Existe uma crença enraizada de que salário alto depende, obrigatoriamente, de anos dentro de uma universidade. O mercado de trabalho em 2026, no entanto, mostra o contrário: há profissões que não exigem faculdade e que permitem ganhos de até R$ 20 mil mensais — ou mais, dependendo do nível de experiência e do segmento de atuação.
O que essas carreiras têm em comum não é o diploma, mas sim o preparo. Resultados concretos, portfólio sólido e domínio da prática valem mais do que o papel emoldurado na parede. Se essa realidade chama a atenção, vale conhecer quais são essas funções e o que cada uma exige de quem quer crescer nelas.
Uma das áreas mais conhecidas para quem busca alta renda sem diploma é o desenvolvimento de software. Programadores costumam entrar no mercado por meio de cursos livres e projetos próprios — o recrutamento, nesse setor, é amplamente baseado no que o candidato consegue entregar na prática.
Com o tempo, profissionais que alcançam o nível sênior, assumem funções de liderança técnica ou atuam como pessoa jurídica — especialmente em áreas como dados, segurança e computação em nuvem — conseguem atingir remunerações elevadas. Vagas internacionais, pagas em moeda estrangeira, frequentemente superam o teto de R$ 20 mil.
Outra função em forte expansão é a de analista de dados. O trabalho envolve transformar informações brutas em decisões estratégicas para as empresas — e a demanda por esse perfil só cresce.
O ponto de partida costuma ser o domínio de Excel, SQL e ferramentas de BI como Power BI ou Tableau. Com a evolução, o profissional avança para estatística aplicada e automações. Os maiores salários aparecem quando o analista passa a gerar impacto direto nos resultados do negócio — seja reduzindo custos, seja identificando oportunidades concretas de receita.
O gestor de tráfego pago é responsável por planejar e executar campanhas de anúncios online. Trata-se de uma das carreiras que mais cresceu nos últimos anos — e que remunera bem quem acumula experiência real.
A progressão nessa carreira acontece conforme o profissional acumula cases, clientes e domínio de métricas como ROI (retorno sobre investimento) e CPA (custo por aquisição). Em segmentos com alto volume de investimento publicitário — como saúde, imóveis e e-commerce — os ganhos mensais podem ultrapassar R$ 20 mil com consistência.
Não há exigência de diploma para atuar na área. Certificações gratuitas do Google e Meta, aliadas a projetos reais, já são suficientes para montar um portfólio competitivo.

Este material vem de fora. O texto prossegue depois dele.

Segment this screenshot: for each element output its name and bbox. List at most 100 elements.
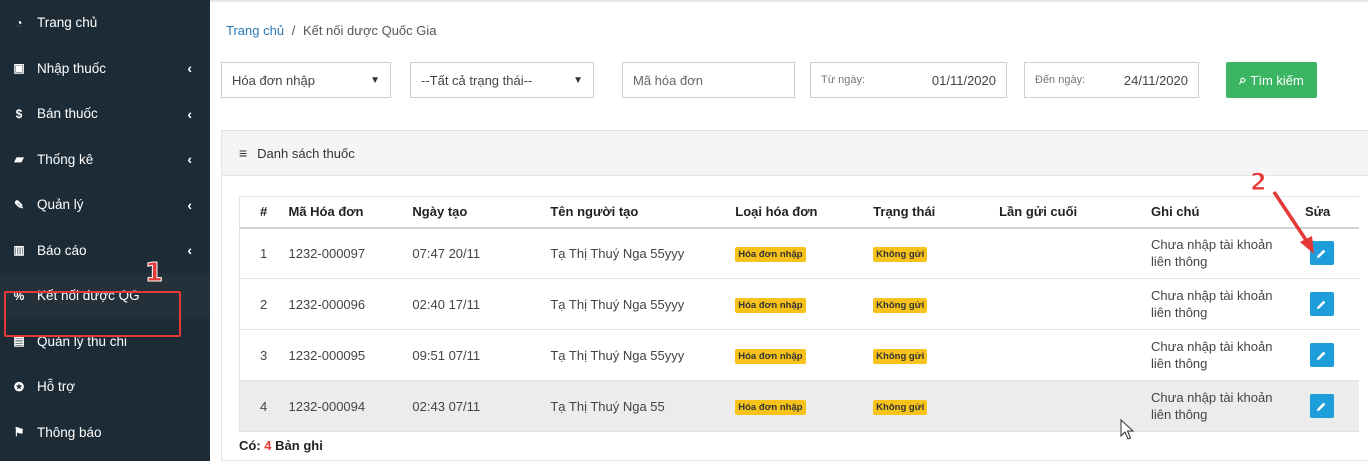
import-icon: ▣ [13,61,25,76]
pencil-icon [1317,300,1326,309]
cell-creator: Tạ Thị Thuý Nga 55yyy [550,278,736,330]
cell-edit [1290,380,1359,432]
cell-date: 09:51 07/11 [412,329,551,381]
search-button-label: Tìm kiếm [1250,72,1304,88]
status-value: --Tất cả trạng thái-- [421,72,533,88]
pencil-icon [1317,402,1326,411]
annotation-number-1: 1 [144,258,164,289]
edit-icon: ✎ [13,197,25,212]
annotation-highlight-box [4,291,181,337]
column-header-date: Ngày tạo [412,196,551,229]
from-date-field[interactable]: Từ ngày: 01/11/2020 [810,62,1007,98]
table-row: 3 1232-000095 09:51 07/11 Tạ Thị Thuý Ng… [239,329,1359,381]
cell-note: Chưa nhập tài khoản liên thông [1151,329,1291,381]
column-header-status: Trạng thái [873,196,1000,229]
table-row: 1 1232-000097 07:47 20/11 Tạ Thị Thuý Ng… [239,227,1359,279]
cell-type: Hóa đơn nhập [735,329,874,381]
sidebar-item-label: Bán thuốc [37,106,98,122]
chart-icon: ▥ [13,243,25,258]
cell-status: Không gửi [873,380,1000,432]
cell-creator: Tạ Thị Thuý Nga 55yyy [550,329,736,381]
to-date-field[interactable]: Đến ngày: 24/11/2020 [1024,62,1199,98]
sidebar-item-support[interactable]: ✪ Hỗ trợ [0,364,210,410]
table-row: 4 1232-000094 02:43 07/11 Tạ Thị Thuý Ng… [239,380,1359,432]
panel-title: Danh sách thuốc [257,145,355,161]
record-count-prefix: Có: [239,438,261,453]
column-header-last-sent: Lần gửi cuối [999,196,1152,229]
sidebar-item-label: Quản lý [37,197,84,213]
status-badge: Không gửi [873,246,928,262]
dollar-icon: $ [15,106,23,121]
support-icon: ✪ [13,379,25,394]
sidebar-item-label: Hỗ trợ [37,379,76,395]
edit-button[interactable] [1309,343,1334,367]
type-badge: Hóa đơn nhập [735,348,806,364]
table-row: 2 1232-000096 02:40 17/11 Tạ Thị Thuý Ng… [239,278,1359,330]
dashboard-icon: ◔ [15,15,23,30]
cell-status: Không gửi [873,329,1000,381]
breadcrumb-separator: / [291,23,296,38]
from-date-label: Từ ngày: [821,74,866,86]
cell-last-sent [999,329,1152,381]
sidebar-item-label: Nhập thuốc [37,60,107,76]
chevron-left-icon: ‹ [187,60,192,77]
cell-index: 1 [239,227,275,279]
cell-edit [1290,278,1359,330]
record-count-value: 4 [264,438,272,453]
sidebar-item-manage[interactable]: ✎ Quản lý ‹ [0,182,210,228]
type-badge: Hóa đơn nhập [735,246,806,262]
cell-date: 02:43 07/11 [412,380,551,432]
sidebar-item-stats[interactable]: ▰ Thống kê ‹ [0,137,210,183]
sidebar-item-label: Thông báo [37,424,102,440]
cell-status: Không gửi [873,227,1000,279]
medicine-list-panel: ≡ Danh sách thuốc # Mã Hóa đơn Ngày tạo … [221,130,1368,461]
chevron-down-icon: ▼ [573,74,583,86]
sidebar-item-label: Thống kê [37,151,94,167]
cell-index: 2 [239,278,275,330]
cell-note: Chưa nhập tài khoản liên thông [1151,380,1291,432]
sidebar-item-notifications[interactable]: ⚑ Thông báo [0,410,210,456]
cell-index: 3 [239,329,275,381]
cell-type: Hóa đơn nhập [735,278,874,330]
edit-button[interactable] [1309,394,1334,418]
status-badge: Không gửi [873,348,928,364]
chevron-left-icon: ‹ [187,242,192,259]
column-header-index: # [239,196,275,229]
sidebar-item-sales[interactable]: $ Bán thuốc ‹ [0,91,210,137]
breadcrumb-home-link[interactable]: Trang chủ [226,23,284,38]
annotation-number-2: 2 [1250,168,1268,197]
sidebar-item-reports[interactable]: ▥ Báo cáo ‹ [0,228,210,274]
chevron-left-icon: ‹ [187,105,192,122]
record-count: Có: 4 Bản ghi [239,438,323,453]
table-header-row: # Mã Hóa đơn Ngày tạo Tên người tạo Loại… [239,196,1359,229]
invoice-table: # Mã Hóa đơn Ngày tạo Tên người tạo Loại… [239,196,1359,432]
cell-note: Chưa nhập tài khoản liên thông [1151,278,1291,330]
cell-creator: Tạ Thị Thuý Nga 55 [550,380,736,432]
type-badge: Hóa đơn nhập [735,297,806,313]
annotation-arrow-icon [1272,191,1314,254]
search-button[interactable]: ⌕ Tìm kiếm [1226,62,1317,98]
mouse-cursor-icon [1120,419,1135,440]
folder-icon: ▰ [14,152,24,167]
to-date-label: Đến ngày: [1035,74,1086,86]
cell-code: 1232-000094 [274,380,413,432]
column-header-code: Mã Hóa đơn [274,196,413,229]
record-count-suffix: Bản ghi [275,438,323,453]
cell-type: Hóa đơn nhập [735,380,874,432]
sidebar-item-label: Báo cáo [37,242,87,258]
invoice-code-input[interactable]: Mã hóa đơn [622,62,795,98]
breadcrumb-current: Kết nối dược Quốc Gia [302,23,437,38]
sidebar-item-import[interactable]: ▣ Nhập thuốc ‹ [0,46,210,92]
panel-header: ≡ Danh sách thuốc [222,131,1368,176]
cell-code: 1232-000095 [274,329,413,381]
sidebar-item-home[interactable]: ◔ Trang chủ [0,0,210,46]
cell-last-sent [999,227,1152,279]
status-select[interactable]: --Tất cả trạng thái-- ▼ [410,62,594,98]
chevron-left-icon: ‹ [187,196,192,213]
edit-button[interactable] [1309,292,1334,316]
to-date-value: 24/11/2020 [1123,72,1188,88]
sidebar: ◔ Trang chủ ▣ Nhập thuốc ‹ $ Bán thuốc ‹… [0,0,210,461]
invoice-type-select[interactable]: Hóa đơn nhập ▼ [221,62,391,98]
column-header-type: Loại hóa đơn [735,196,874,229]
from-date-value: 01/11/2020 [931,72,996,88]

Quem deseja iniciar na área pode começar com os cursos gratuitos oferecidos pela Pensar Cursos, antes de investir em formações mais avançadas.
Na área criativa, designers gráficos e especialistas em identidade visual também figuram entre as profissões que não exigem faculdade e pagam bem. O segredo está na especialização.
Profissionais que atuam em nichos como branding, UI/UX ou motion design conseguem cobrar mais por projeto — e muitas vezes fecham contratos recorrentes com clientes de fora do país, recebendo em dólar ou euro. O diferencial, nesse caso, é o portfólio: ele funciona como o currículo real desta carreira.
Plataformas como Behance e Dribbble servem tanto para expor o trabalho quanto para atrair clientes internacionais sem a necessidade de qualquer diploma formal.
Por fim, o corretor de imóveis especializado fecha a lista das profissões que podem chegar a R$ 20 mil mensais sem exigir formação universitária. Aqui, não há salário fixo — a renda vem inteiramente de comissões.
A especialização é o fator determinante. Corretores que atuam em imóveis de alto padrão, lançamentos ou mercado corporativo — como aluguel de galpões e salas comerciais — trabalham com comissões maiores por operação. Um único negócio fechado pode representar a renda de vários meses de um corretor comum.
O único requisito formal para exercer a profissão é o registro no CRECI (Conselho Regional de Corretores de Imóveis). Diploma universitário não é exigido.
O ponto comum entre todas as profissões listadas é simples: o preparo é indispensável. A ausência do diploma não elimina a necessidade de estudo, prática e atualização constante. O que muda é o caminho — mais prático, mais direto e, muitas vezes, mais rápido do que quatro ou cinco anos dentro de uma faculdade.